Each week we will be connecting with our contributors showing where they have been, where they are now, and what’s up for the future. 

Name: Sean Ironman
Title of Piece published in Sweet: One-Way Ticket to The Promised Land 
Issue:  10.3

Sean Ironman

Find him:
Twitter 
Instagram

Sean is working toward a PhD in Creative Nonfiction at the University of Missouri-Columbia, and teaches creative writing and composition. He currently does not have a website, but plans to.

 

 

What are some major accomplishments you have had since your Sweet publication? 

I’ve been studying for my exams and revising my first book, so no major professional accomplishments. But I lost twenty-five pounds, so there’s that.

Can you tell us about a current/ongoing project that you’re excited about?

I’m revising my first book, a memoir told in essays titled And I Will Give You As Many Roast Bones As You Need. The title comes from Kipling’s short story, “The Cat That Walked By Himself,” which is about the domestication of animals. One of the through lines of the book is my efforts to save my boxer, Hankelford, who at two years old was diagnosed with a brain tumor. The book places those events beside two others from that same year: my parents’ divorce and my relationship with my pregnant girlfriend at the time who has an abortion. I’m excited about it because it’s fascinating to see how events and relationships connect and inform each other.

Who is your favorite author? 

Just one? George Orwell and James Baldwin are the greatest essayists.

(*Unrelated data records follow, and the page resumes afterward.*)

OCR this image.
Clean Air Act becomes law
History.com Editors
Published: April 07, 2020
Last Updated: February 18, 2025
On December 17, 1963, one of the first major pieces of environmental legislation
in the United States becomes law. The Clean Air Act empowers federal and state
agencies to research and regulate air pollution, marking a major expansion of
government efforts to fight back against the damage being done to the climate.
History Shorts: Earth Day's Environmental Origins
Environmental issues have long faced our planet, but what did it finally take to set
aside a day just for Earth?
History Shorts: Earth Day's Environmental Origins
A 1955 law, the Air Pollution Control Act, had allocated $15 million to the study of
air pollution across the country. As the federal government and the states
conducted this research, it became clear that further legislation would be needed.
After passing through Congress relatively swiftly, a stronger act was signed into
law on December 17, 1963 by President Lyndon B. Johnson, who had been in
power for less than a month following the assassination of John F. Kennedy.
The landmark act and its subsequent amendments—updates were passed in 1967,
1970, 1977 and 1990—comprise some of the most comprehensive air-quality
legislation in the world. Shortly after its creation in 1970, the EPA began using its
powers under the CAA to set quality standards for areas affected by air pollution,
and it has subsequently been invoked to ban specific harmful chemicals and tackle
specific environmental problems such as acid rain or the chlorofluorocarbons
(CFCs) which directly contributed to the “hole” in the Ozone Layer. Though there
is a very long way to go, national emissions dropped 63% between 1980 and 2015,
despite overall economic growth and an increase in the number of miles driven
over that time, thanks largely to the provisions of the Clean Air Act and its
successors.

What is your favorite poem/essay/book? 

I’ll try to stick to one for this, but if you ask me next week it may be different. Jack London’s White Fang is the only book I finished and then immediately started reading from the first page again. I paused about ten seconds before diving back in. I was a kid at the time, but that still means something, I think.

What inspires you to write? 

There are two sides to this:
1) Reading or watching things I don’t like or that I find frustrating. From when I was eighteen and first started writing creatively, I said, “Why do writers always have to do it this way? Why don’t they ever do it this other way?” So I said, well, I guess I have to do it.

2) I also think of my parents, who seem to have spent their adult lives working jobs they hate. I don’t want to do that. So I sit down and I write. That’s the only way to be a writer.

What is your favorite sweet? 

My favorite sweet is a Black & White Cookie. I have a story:
When I was twenty-one, I was in a bad car accident. I lost control of my pickup truck in the rain early one morning. It tipped onto the driver’s side and my left arm was dragged along the road for about fifty or sixty yards. The flesh off my forearm was stripped to the bone. An ambulance brought me to the hospital, and I was cleaned up and given Oxy for the pain and then sent on my way. A couple hours later, I walked to a coffee shop for breakfast. I was starving. I looked at the bakery case and wanted to order a Cheese Danish and a Black & White cookie. But, I imagined my friend telling me that I was a fatty, so I chose only the Danish. Later that morning, I passed out at a Walgreens waiting for a prescription and was taken to another hospital. It turns out my blood sugar dropped so low due to not eating much, the loss of blood, and the Oxy. I told the doctor about passing on the Black & White cookie, and he said if I had eaten one it would have saved me a visit to the hospital. So now I have a life rule: Always eat a Black & White cookie if offered.

Sounds like a great story, and very true! 

Thank you, Sean, for taking the time to reconnect with us.  We look forward to seeing more of your work in the future!